India’s economic growth was pushed down in 2017 due to the Goods and Services Tax (GST) as well as issues of corporate and bank balance sheet problems, according to a U.N. report. The economy will recover gradually and grow at 7.2% in 2018.
The report, The UN Economic and Social Commission for Asia and the Pacific’s (ESCAP) flagship publication, the Economic and Social Survey of Asia and the Pacific, pegs India’s GDP growth at 6.6% in 2017, down from 7.1% in 2016.
The recently introduced GST as well as weak corporate and bank balance sheets resulted in modest economic growth, but signs of recovery emerged in the second half of 2017, it said. It further predicted that GDP will to grow 7.2% in 2018 and 7.4 per cent the year after that.
A gradual recovery is expected and private investment is expected to revive as the corporate sector adjusts to GST, infrastructure spending increases and corporate and bank balance sheets improve with government support, the report said. Consumption will also strengthen as the impacts of demonetisation faded.

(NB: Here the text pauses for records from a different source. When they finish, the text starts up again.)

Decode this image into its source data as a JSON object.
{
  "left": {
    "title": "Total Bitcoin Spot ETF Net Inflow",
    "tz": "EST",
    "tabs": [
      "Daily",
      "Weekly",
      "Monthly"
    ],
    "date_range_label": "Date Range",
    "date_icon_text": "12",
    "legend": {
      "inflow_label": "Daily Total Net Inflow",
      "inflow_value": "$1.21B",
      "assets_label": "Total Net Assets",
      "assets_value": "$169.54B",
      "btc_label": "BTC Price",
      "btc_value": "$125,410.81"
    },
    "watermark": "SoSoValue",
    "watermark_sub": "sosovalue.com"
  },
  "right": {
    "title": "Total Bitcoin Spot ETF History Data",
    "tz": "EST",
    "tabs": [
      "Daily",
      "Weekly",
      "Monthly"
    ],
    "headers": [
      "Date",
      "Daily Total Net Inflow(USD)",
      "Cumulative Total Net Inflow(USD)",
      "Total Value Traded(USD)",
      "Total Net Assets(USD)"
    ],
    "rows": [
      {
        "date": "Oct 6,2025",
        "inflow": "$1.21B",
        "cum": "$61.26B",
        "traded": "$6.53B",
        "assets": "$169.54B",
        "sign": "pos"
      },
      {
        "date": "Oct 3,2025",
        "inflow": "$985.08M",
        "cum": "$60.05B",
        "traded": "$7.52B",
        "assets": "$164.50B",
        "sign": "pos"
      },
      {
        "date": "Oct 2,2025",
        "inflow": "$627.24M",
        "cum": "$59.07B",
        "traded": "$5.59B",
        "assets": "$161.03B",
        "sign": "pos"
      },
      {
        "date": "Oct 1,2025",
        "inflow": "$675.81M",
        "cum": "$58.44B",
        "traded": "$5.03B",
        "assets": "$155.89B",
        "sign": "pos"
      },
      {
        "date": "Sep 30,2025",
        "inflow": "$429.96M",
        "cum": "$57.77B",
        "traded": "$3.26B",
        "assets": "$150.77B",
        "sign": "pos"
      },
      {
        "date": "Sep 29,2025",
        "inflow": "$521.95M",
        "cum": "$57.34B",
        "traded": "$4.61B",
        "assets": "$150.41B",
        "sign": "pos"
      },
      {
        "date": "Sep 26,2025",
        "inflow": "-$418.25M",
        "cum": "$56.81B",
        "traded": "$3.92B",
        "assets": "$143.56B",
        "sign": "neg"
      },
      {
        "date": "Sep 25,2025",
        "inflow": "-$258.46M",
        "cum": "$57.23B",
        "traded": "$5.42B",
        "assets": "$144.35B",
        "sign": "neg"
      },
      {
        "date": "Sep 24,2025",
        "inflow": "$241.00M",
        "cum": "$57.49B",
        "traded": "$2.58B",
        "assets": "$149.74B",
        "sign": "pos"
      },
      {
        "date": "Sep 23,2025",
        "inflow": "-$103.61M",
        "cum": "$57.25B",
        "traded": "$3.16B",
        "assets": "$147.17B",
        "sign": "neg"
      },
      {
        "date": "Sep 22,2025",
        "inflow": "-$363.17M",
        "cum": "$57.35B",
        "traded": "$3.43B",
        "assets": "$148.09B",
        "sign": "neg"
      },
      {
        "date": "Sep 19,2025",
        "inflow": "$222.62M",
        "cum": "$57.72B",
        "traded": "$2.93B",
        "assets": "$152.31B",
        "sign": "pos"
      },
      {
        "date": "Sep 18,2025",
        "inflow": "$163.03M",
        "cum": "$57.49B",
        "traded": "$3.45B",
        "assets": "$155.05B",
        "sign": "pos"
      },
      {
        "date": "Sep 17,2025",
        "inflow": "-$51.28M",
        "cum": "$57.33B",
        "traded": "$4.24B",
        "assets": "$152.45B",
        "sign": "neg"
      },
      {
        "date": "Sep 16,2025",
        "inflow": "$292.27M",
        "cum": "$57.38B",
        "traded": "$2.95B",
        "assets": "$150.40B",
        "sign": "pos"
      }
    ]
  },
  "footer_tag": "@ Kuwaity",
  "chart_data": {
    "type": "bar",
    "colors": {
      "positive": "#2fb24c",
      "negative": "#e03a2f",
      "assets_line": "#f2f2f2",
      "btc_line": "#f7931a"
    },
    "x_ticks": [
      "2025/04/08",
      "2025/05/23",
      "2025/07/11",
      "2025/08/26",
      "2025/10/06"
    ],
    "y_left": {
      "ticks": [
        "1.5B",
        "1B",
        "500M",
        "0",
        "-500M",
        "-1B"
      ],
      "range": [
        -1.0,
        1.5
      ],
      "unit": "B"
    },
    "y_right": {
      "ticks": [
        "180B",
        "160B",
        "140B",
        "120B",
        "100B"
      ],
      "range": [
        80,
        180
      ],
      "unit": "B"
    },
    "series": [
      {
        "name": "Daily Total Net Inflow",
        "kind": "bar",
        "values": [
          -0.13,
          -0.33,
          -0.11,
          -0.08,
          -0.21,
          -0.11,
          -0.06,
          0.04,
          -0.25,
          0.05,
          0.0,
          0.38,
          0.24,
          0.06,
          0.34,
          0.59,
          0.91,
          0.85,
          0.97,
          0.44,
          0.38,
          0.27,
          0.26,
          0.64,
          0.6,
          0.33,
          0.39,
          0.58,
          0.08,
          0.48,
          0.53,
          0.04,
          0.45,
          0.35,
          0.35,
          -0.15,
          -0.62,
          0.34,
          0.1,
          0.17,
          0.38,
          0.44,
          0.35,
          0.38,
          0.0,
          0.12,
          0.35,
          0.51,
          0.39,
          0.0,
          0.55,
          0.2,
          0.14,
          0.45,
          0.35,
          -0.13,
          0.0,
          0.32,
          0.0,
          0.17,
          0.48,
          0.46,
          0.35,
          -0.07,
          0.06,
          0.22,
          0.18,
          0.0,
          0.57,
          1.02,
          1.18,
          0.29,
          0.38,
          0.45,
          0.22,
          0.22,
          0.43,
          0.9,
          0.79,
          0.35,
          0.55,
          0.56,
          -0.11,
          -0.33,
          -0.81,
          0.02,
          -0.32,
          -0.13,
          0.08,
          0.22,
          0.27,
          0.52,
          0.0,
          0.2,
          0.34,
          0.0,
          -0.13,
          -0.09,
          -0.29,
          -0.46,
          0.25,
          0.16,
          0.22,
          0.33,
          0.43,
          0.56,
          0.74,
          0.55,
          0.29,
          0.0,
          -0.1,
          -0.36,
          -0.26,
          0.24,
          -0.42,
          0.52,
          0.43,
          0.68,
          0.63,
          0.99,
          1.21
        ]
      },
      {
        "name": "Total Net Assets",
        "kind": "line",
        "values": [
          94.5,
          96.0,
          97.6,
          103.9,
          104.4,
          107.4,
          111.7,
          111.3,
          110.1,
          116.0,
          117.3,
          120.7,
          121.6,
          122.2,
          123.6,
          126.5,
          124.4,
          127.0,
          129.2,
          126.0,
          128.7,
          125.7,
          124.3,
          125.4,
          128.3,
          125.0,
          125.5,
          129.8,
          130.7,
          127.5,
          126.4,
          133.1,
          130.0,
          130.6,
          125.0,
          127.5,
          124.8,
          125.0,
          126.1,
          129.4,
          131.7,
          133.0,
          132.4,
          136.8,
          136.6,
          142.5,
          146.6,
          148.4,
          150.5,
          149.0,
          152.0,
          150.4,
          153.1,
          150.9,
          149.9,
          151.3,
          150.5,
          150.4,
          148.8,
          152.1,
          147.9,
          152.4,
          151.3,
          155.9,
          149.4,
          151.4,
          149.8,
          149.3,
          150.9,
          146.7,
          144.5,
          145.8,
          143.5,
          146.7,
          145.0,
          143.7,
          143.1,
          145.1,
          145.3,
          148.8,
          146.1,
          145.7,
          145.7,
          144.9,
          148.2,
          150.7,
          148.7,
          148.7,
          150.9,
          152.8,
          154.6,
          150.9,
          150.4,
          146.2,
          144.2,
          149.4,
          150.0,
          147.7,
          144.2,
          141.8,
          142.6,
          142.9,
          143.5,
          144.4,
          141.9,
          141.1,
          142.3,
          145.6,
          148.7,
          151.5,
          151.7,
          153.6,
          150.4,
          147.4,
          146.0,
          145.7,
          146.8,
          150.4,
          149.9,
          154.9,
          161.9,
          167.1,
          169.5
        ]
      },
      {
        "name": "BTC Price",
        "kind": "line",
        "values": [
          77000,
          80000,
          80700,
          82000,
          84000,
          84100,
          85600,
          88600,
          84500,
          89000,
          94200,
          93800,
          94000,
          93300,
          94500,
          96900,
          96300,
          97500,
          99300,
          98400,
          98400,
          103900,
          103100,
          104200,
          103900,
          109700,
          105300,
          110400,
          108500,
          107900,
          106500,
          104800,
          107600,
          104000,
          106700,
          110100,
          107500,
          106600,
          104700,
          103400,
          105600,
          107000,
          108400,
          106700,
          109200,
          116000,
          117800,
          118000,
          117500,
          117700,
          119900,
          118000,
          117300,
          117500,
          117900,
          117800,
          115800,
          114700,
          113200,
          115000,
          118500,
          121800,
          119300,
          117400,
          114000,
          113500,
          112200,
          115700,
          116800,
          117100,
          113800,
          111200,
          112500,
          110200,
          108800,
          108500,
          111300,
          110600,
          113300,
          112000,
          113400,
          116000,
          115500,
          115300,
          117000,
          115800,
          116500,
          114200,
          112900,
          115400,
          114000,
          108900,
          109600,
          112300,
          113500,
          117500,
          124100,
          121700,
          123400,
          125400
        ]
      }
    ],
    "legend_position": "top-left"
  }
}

On the problem of bad loans, the report said the share of non-performing loans in the country has doubled, and defaults on corporate bonds and syndicated loans have surged in recent years. By mid-2017, distressed bank loans reached a record high of ₹9.5 trillion ($148 billion), but more recent revelations suggest that the actual figure may be higher.
The banking problem is closely related to high corporate leverage; thus, the two problems are known as the ‘twin balance sheet’ challenge. If it does not effectively address that challenge, India will continue to face weak private investment and modest economic growth, it said.
At the same time, rapid technological advancements, while promising immense opportunities are also posing considerable challenges in terms of job polarisation and income and wealth inequalities.